The CDC estimates that:
One in 20 children with measles will get pneumonia, the most common cause of death from measles in young children
About one child of every 1,000 with measles will suffer swelling of the brain, potentially leading to seizures, intellectual disability or hearing loss.
For every 1,000 children who get measles, one or two will die from it.
Humble said he believes the rise in MMR exemptions can be attributed to a myriad of factors.
Although the World Health Organization recently named “vaccine hesitancy” as one of this year’s biggest global health threats, anti-vaxxers are continuing to run rampant on social media, he said.
“The social media revolution and the internet made it so much easier for people with inaccurate and misleading information to have a voice and confuse people,” he said. “Vaccine-skeptical and anti-vaccine parents can share misleading information and then grow their cohort of anti-vaxx people.”
The fuel for misinformation stems from a debunked 1998 study that linked immunizations to autism, he explained.
In places like Sedona, where vaccine exemptions are particularly high, Humble attributes anti-vaxx attitudes to liberalism and higher education.
“It’s this kind of left-wing enclave up there where people are considering their carbon footprint, but won’t vaccinate their kids,” he said, adding:
“Vaccines are a social contract you have with your community, and that vaccine you provide for your kid benefits all of the kids in that community – especially kids with special needs and those who can’t get vaccinated.”
The health expert also mentioned that today’s generation of younger parents weren’t confronted by measles in the same way that older generations were, so they might not fully understand the seriousness of the disease.
What’s being done
Despite the growing anti-vaccination movement and several bills in the Legislature that would enable even more exemptions, Gov. Doug Ducey has made it clear he wants a pro-vaccination state.
In February, Ducey promised he wouldn’t sign several controversial bills that would make it easier for parents or guardians to receive exemptions for their children.
The bills, which were proposed by Rep. Nancy Barto, R-Phoenix, seek to expand exemptions while eliminating the requirement that parents sign a state form. They would also require doctors to offer tests determining if a child is already immune.
Although the House Health and Human Services committee advanced the bills, state Rep. Kelli Butler, D-Phoenix, who has been a strong supporter for educational vaccine resources, said she doesn’t believe the legislation will get too far.
“I feel very strongly they [the bills] would create more vaccine hesitancy and that they would result in less people getting vaccinations,” she said. “I think from a public health standpoint, we need to be making a case that vaccines are important and safe.

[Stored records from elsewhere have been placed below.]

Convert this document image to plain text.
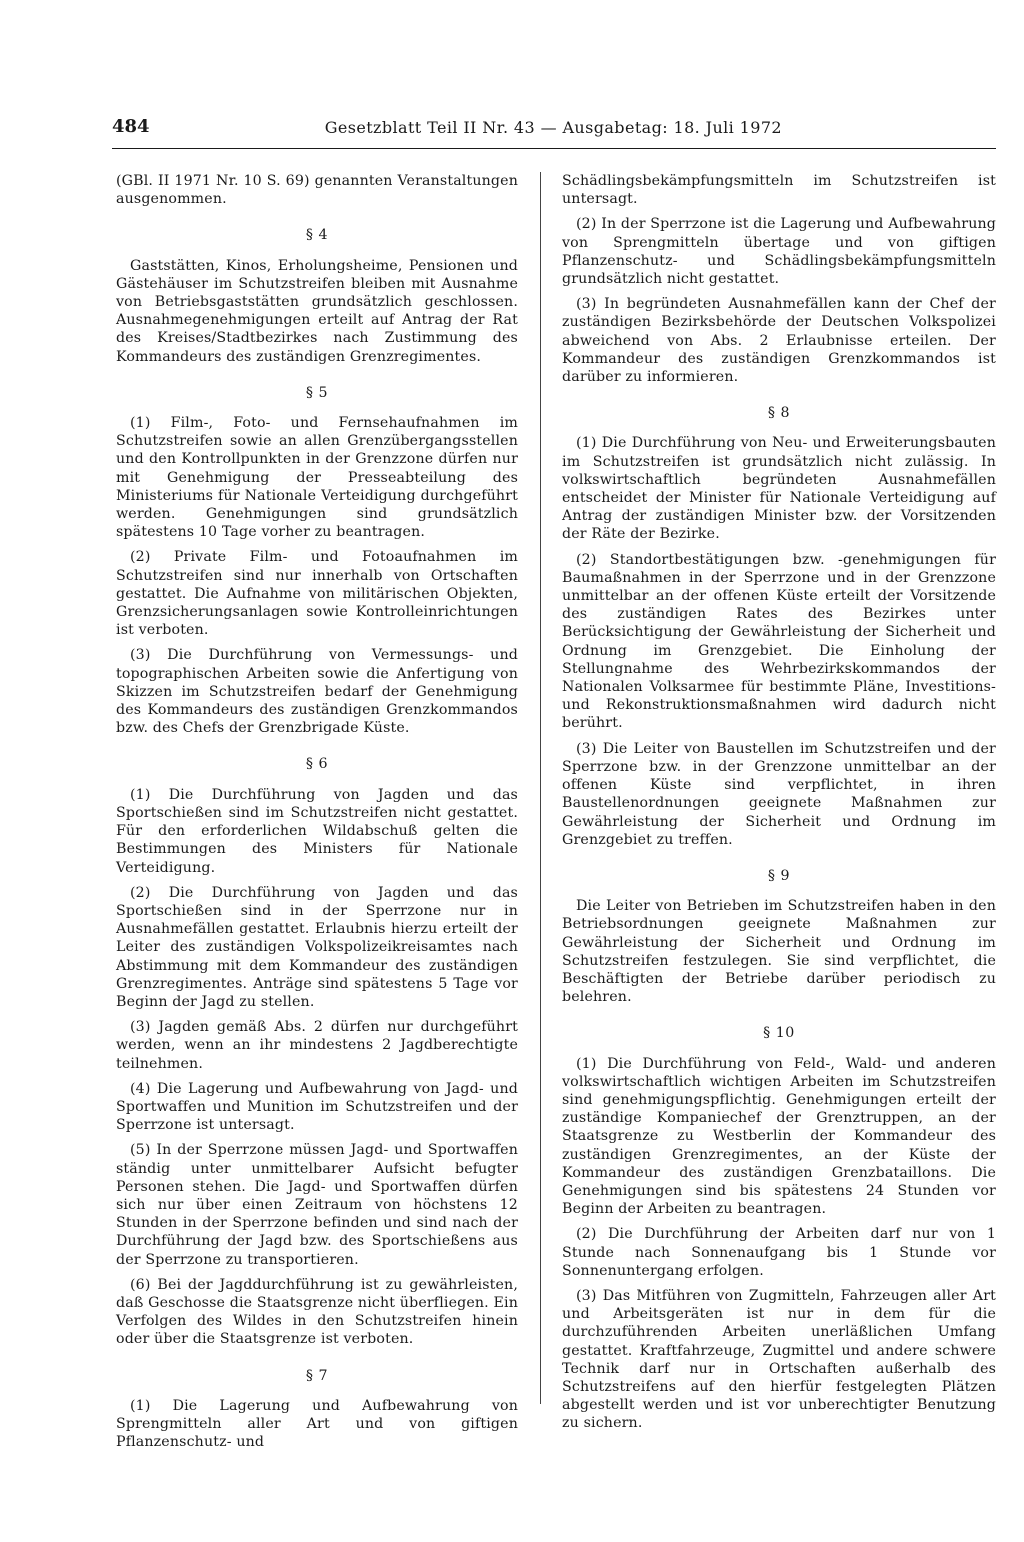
484	Gesetzblatt Teil II Nr. 43 — Ausgabetag: 18. Juli 1972

(GBl. II 1971 Nr. 10 S. 69) genannten Veranstaltungen ausgenommen.

§ 4

Gaststätten, Kinos, Erholungsheime, Pensionen und Gästehäuser im Schutzstreifen bleiben mit Ausnahme von Betriebsgaststätten grundsätzlich geschlossen. Ausnahmegenehmigungen erteilt auf Antrag der Rat des Kreises/Stadtbezirkes nach Zustimmung des Kommandeurs des zuständigen Grenzregimentes.

§ 5

(1) Film-, Foto- und Fernsehaufnahmen im Schutzstreifen sowie an allen Grenzübergangsstellen und den Kontrollpunkten in der Grenzzone dürfen nur mit Genehmigung der Presseabteilung des Ministeriums für Nationale Verteidigung durchgeführt werden. Genehmigungen sind grundsätzlich spätestens 10 Tage vorher zu beantragen.

(2) Private Film- und Fotoaufnahmen im Schutzstreifen sind nur innerhalb von Ortschaften gestattet. Die Aufnahme von militärischen Objekten, Grenzsicherungsanlagen sowie Kontrolleinrichtungen ist verboten.

(3) Die Durchführung von Vermessungs- und topographischen Arbeiten sowie die Anfertigung von Skizzen im Schutzstreifen bedarf der Genehmigung des Kommandeurs des zuständigen Grenzkommandos bzw. des Chefs der Grenzbrigade Küste.

§ 6

(1) Die Durchführung von Jagden und das Sportschießen sind im Schutzstreifen nicht gestattet. Für den erforderlichen Wildabschuß gelten die Bestimmungen des Ministers für Nationale Verteidigung.

(2) Die Durchführung von Jagden und das Sportschießen sind in der Sperrzone nur in Ausnahmefällen gestattet. Erlaubnis hierzu erteilt der Leiter des zuständigen Volkspolizeikreisamtes nach Abstimmung mit dem Kommandeur des zuständigen Grenzregimentes. Anträge sind spätestens 5 Tage vor Beginn der Jagd zu stellen.

(3) Jagden gemäß Abs. 2 dürfen nur durchgeführt werden, wenn an ihr mindestens 2 Jagdberechtigte teilnehmen.

(4) Die Lagerung und Aufbewahrung von Jagd- und Sportwaffen und Munition im Schutzstreifen und der Sperrzone ist untersagt.

(5) In der Sperrzone müssen Jagd- und Sportwaffen ständig unter unmittelbarer Aufsicht befugter Personen stehen. Die Jagd- und Sportwaffen dürfen sich nur über einen Zeitraum von höchstens 12 Stunden in der Sperrzone befinden und sind nach der Durchführung der Jagd bzw. des Sportschießens aus der Sperrzone zu transportieren.

(6) Bei der Jagddurchführung ist zu gewährleisten, daß Geschosse die Staatsgrenze nicht überfliegen. Ein Verfolgen des Wildes in den Schutzstreifen hinein oder über die Staatsgrenze ist verboten.

§ 7

(1) Die Lagerung und Aufbewahrung von Sprengmitteln aller Art und von giftigen Pflanzenschutz- und

Schädlingsbekämpfungsmitteln im Schutzstreifen ist untersagt.

(2) In der Sperrzone ist die Lagerung und Aufbewahrung von Sprengmitteln übertage und von giftigen Pflanzenschutz- und Schädlingsbekämpfungsmitteln grundsätzlich nicht gestattet.

(3) In begründeten Ausnahmefällen kann der Chef der zuständigen Bezirksbehörde der Deutschen Volkspolizei abweichend von Abs. 2 Erlaubnisse erteilen. Der Kommandeur des zuständigen Grenzkommandos ist darüber zu informieren.

§ 8

(1) Die Durchführung von Neu- und Erweiterungsbauten im Schutzstreifen ist grundsätzlich nicht zulässig. In volkswirtschaftlich begründeten Ausnahmefällen entscheidet der Minister für Nationale Verteidigung auf Antrag der zuständigen Minister bzw. der Vorsitzenden der Räte der Bezirke.

(2) Standortbestätigungen bzw. -genehmigungen für Baumaßnahmen in der Sperrzone und in der Grenzzone unmittelbar an der offenen Küste erteilt der Vorsitzende des zuständigen Rates des Bezirkes unter Berücksichtigung der Gewährleistung der Sicherheit und Ordnung im Grenzgebiet. Die Einholung der Stellungnahme des Wehrbezirkskommandos der Nationalen Volksarmee für bestimmte Pläne, Investitions- und Rekonstruktionsmaßnahmen wird dadurch nicht berührt.

(3) Die Leiter von Baustellen im Schutzstreifen und der Sperrzone bzw. in der Grenzzone unmittelbar an der offenen Küste sind verpflichtet, in ihren Baustellenordnungen geeignete Maßnahmen zur Gewährleistung der Sicherheit und Ordnung im Grenzgebiet zu treffen.

§ 9

Die Leiter von Betrieben im Schutzstreifen haben in den Betriebsordnungen geeignete Maßnahmen zur Gewährleistung der Sicherheit und Ordnung im Schutzstreifen festzulegen. Sie sind verpflichtet, die Beschäftigten der Betriebe darüber periodisch zu belehren.

§ 10

(1) Die Durchführung von Feld-, Wald- und anderen volkswirtschaftlich wichtigen Arbeiten im Schutzstreifen sind genehmigungspflichtig. Genehmigungen erteilt der zuständige Kompaniechef der Grenztruppen, an der Staatsgrenze zu Westberlin der Kommandeur des zuständigen Grenzregimentes, an der Küste der Kommandeur des zuständigen Grenzbataillons. Die Genehmigungen sind bis spätestens 24 Stunden vor Beginn der Arbeiten zu beantragen.

(2) Die Durchführung der Arbeiten darf nur von 1 Stunde nach Sonnenaufgang bis 1 Stunde vor Sonnenuntergang erfolgen.

(3) Das Mitführen von Zugmitteln, Fahrzeugen aller Art und Arbeitsgeräten ist nur in dem für die durchzuführenden Arbeiten unerläßlichen Umfang gestattet. Kraftfahrzeuge, Zugmittel und andere schwere Technik darf nur in Ortschaften außerhalb des Schutzstreifens auf den hierfür festgelegten Plätzen abgestellt werden und ist vor unberechtigter Benutzung zu sichern.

The more places parents can find that information [vaccine data], the better.”
Last year, Butler introduced a bill seeking to require schools to post their vaccination data online themselves, but it didn’t catch wind.
The representative said she felt frustrated with the outcome because she believes vaccines should be bipartisan, and is considering re-introducing HB 2352 next year.

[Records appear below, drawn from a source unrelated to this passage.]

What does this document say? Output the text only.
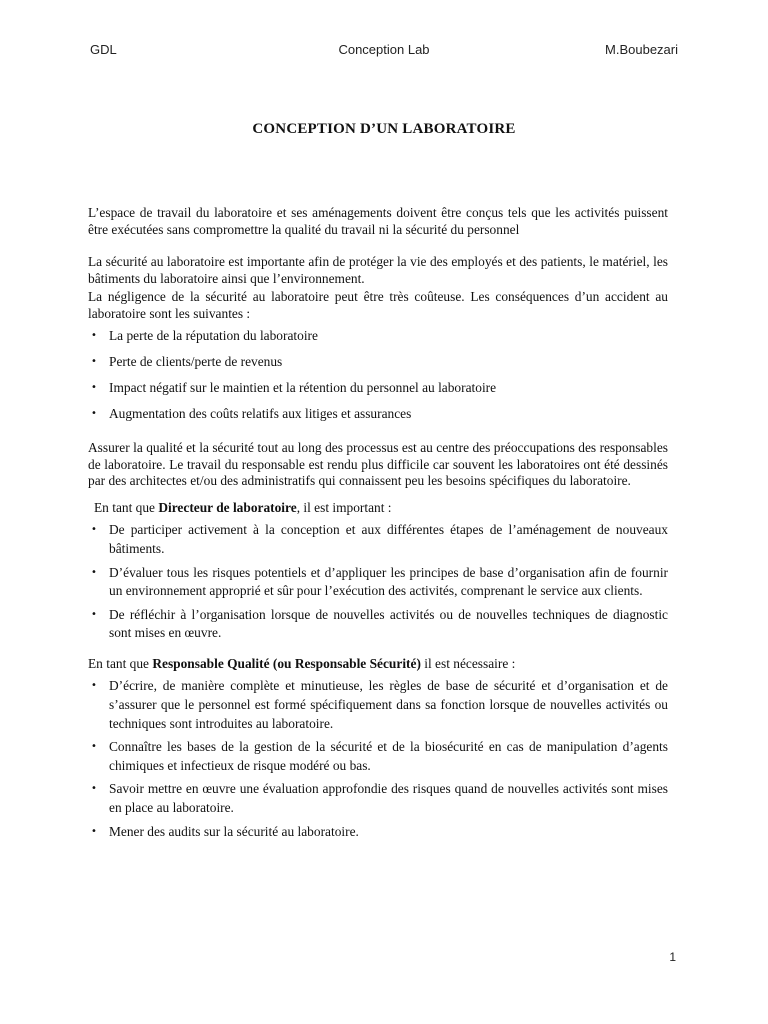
GDL	Conception Lab	M.Boubezari
CONCEPTION D’UN LABORATOIRE

L’espace de travail du laboratoire et ses aménagements doivent être conçus tels que les activités puissent être exécutées sans compromettre la qualité du travail ni la sécurité du personnel

La sécurité au laboratoire est importante afin de protéger la vie des employés et des patients, le matériel, les bâtiments du laboratoire ainsi que l’environnement.

La négligence de la sécurité au laboratoire peut être très coûteuse. Les conséquences d’un accident au laboratoire sont les suivantes :

• La perte de la réputation du laboratoire
• Perte de clients/perte de revenus
• Impact négatif sur le maintien et la rétention du personnel au laboratoire
• Augmentation des coûts relatifs aux litiges et assurances

Assurer la qualité et la sécurité tout au long des processus est au centre des préoccupations des responsables de laboratoire. Le travail du responsable est rendu plus difficile car souvent les laboratoires ont été dessinés par des architectes et/ou des administratifs qui connaissent peu les besoins spécifiques du laboratoire.

En tant que Directeur de laboratoire, il est important :

• De participer activement à la conception et aux différentes étapes de l’aménagement de nouveaux bâtiments.
• D’évaluer tous les risques potentiels et d’appliquer les principes de base d’organisation afin de fournir un environnement approprié et sûr pour l’exécution des activités, comprenant le service aux clients.
• De réfléchir à l’organisation lorsque de nouvelles activités ou de nouvelles techniques de diagnostic sont mises en œuvre.

En tant que Responsable Qualité (ou Responsable Sécurité) il est nécessaire :

• D’écrire, de manière complète et minutieuse, les règles de base de sécurité et d’organisation et de s’assurer que le personnel est formé spécifiquement dans sa fonction lorsque de nouvelles activités ou techniques sont introduites au laboratoire.
• Connaître les bases de la gestion de la sécurité et de la biosécurité en cas de manipulation d’agents chimiques et infectieux de risque modéré ou bas.
• Savoir mettre en œuvre une évaluation approfondie des risques quand de nouvelles activités sont mises en place au laboratoire.
• Mener des audits sur la sécurité au laboratoire.
1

ADHS will be conducting a pilot program next school year in an effort to educate parents seeking personal belief exemptions through an online course.
The Immunization Education Course will require parents at participating schools to read through a series of slides before answering questions regarding vaccination data. Upon completion, they will be able to access the exemption form.

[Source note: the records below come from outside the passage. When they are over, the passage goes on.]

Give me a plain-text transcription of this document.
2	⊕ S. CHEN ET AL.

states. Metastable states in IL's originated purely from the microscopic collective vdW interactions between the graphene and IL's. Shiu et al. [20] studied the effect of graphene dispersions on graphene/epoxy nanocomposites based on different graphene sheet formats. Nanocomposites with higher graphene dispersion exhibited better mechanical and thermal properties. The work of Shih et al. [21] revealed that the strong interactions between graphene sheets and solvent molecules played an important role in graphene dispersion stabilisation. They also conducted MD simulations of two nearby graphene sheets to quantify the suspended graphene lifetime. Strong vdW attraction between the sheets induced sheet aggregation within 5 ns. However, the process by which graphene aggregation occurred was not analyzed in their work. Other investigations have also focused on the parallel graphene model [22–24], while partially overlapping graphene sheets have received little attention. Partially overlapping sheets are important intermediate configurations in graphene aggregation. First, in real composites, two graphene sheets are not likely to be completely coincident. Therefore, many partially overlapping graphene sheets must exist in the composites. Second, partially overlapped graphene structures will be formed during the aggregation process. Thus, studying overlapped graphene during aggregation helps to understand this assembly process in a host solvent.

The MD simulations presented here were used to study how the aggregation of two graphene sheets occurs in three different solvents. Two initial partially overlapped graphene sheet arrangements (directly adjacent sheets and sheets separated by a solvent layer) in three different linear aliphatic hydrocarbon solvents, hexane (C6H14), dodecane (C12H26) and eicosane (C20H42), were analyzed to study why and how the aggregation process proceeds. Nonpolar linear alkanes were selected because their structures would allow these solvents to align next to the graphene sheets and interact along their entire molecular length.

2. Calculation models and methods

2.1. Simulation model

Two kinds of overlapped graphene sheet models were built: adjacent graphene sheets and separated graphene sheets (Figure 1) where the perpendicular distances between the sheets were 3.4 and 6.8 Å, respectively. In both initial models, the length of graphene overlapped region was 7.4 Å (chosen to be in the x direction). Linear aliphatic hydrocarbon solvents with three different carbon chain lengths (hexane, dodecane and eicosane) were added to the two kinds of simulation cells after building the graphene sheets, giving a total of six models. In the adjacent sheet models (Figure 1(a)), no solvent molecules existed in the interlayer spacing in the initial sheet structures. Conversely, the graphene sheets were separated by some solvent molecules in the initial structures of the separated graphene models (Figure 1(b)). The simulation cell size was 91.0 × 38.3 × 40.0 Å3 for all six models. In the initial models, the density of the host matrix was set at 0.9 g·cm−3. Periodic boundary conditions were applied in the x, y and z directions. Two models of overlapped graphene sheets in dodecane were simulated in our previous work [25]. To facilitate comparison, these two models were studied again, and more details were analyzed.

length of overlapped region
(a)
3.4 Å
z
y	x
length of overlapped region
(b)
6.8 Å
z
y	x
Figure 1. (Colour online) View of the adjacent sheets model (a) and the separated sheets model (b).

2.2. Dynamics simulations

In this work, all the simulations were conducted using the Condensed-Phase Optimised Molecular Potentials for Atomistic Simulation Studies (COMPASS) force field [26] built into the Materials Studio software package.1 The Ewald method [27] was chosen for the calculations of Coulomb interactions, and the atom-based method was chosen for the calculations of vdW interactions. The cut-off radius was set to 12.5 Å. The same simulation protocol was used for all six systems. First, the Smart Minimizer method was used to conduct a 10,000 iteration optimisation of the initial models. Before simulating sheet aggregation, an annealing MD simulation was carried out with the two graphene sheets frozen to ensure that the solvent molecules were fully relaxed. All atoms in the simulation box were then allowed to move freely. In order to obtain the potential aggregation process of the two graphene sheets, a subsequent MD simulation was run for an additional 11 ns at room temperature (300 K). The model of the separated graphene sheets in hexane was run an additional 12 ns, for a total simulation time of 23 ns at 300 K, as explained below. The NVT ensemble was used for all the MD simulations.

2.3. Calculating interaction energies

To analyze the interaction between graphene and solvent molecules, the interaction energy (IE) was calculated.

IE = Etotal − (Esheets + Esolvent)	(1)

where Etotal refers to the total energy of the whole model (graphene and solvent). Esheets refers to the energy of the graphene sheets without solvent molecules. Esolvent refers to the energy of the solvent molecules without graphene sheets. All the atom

Mesa Public Schools will be in the pool of participants, according to Health Services Director Nadine Miller.
“Vaccines are very safe and have been around for a long time, but parents questioning them need to have good information to go to,” she said. “Not only is an outbreak devastating to the kids, but think of then the resources of our medical facilities and the parents that have to go to work – where do you put your kids now?”